THE Supreme Court's decision Friday to strike down three anti-prostitution laws as unconstitutional is being praised by Manitobans who work with sex-trade workers.
But one Winnipeg sex-trade worker said challenges facing prostitutes aren't just constitutional.
"The biggest issue for sex workers like myself is the social stigma attached to the job, and not having insurance in case I get sick or hurt," said the woman who spoke anonymously to the Free Press.
The woman considers herself a "independent service provider" and said steps to get rid of anonymous phone numbers and apps that generate fake phone numbers would help escorts immensely.

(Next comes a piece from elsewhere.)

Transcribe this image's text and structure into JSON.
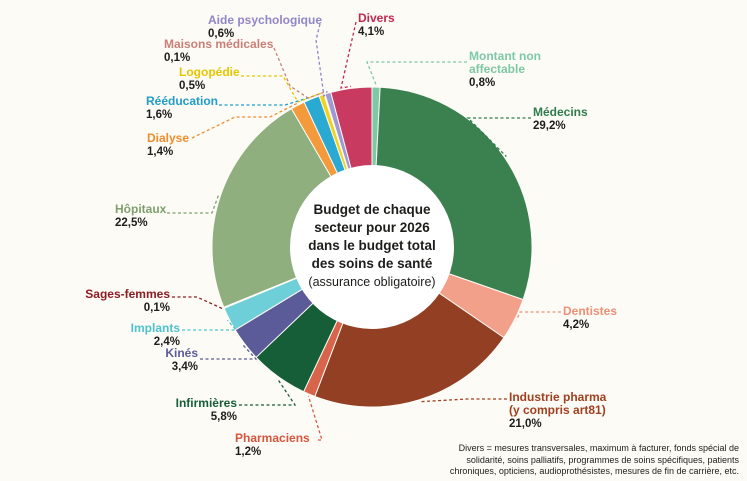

"Independent service providers rely on phone numbers that can be traced so there is accountability. We also use references from other providers."
The woman suggested having a "bad date" phone line or info board to facilitate communication between sex-trade workers as well.
"Any new laws need to pay attention to those that are in the trade that are vulnerable," said Karen Peto, the chairwoman of the board at the YWCA Westman Women's Shelter. "In the past, the law has treated the prostitutes obviously more harshly than the clients."
Peto said Parliament needs to consider the diversity of sex-trade workers' situations when making new laws.
"Although the people that brought up the case may feel very in charge of their lives, I think there's lots of people in the trade that aren't there of their own free will or might have addictions," said Peto.
Tammy Reimer, manager of Sage House, a drop-in centre for women who work in the sex trade, was pleased with the Supreme Court's decision.
"We were happy to see this; this is a really good step and this is a step in the right direction... We recognize that nothing has changed today. It'll be a year to hopefully come together to evolve," said Reimer.
"It feels like a long time coming for us and there's so much more to this than just these laws. There's more in this system that needs to change," she added.
The anonymous sex-trade worker hopes the ruling by the Supreme Court reflects shifting social values.
"If (you) really think about it, sex workers are like anybody else. Any law that helps the general population against human trafficking, youth exploitation and violent crimes would in turn help sex workers."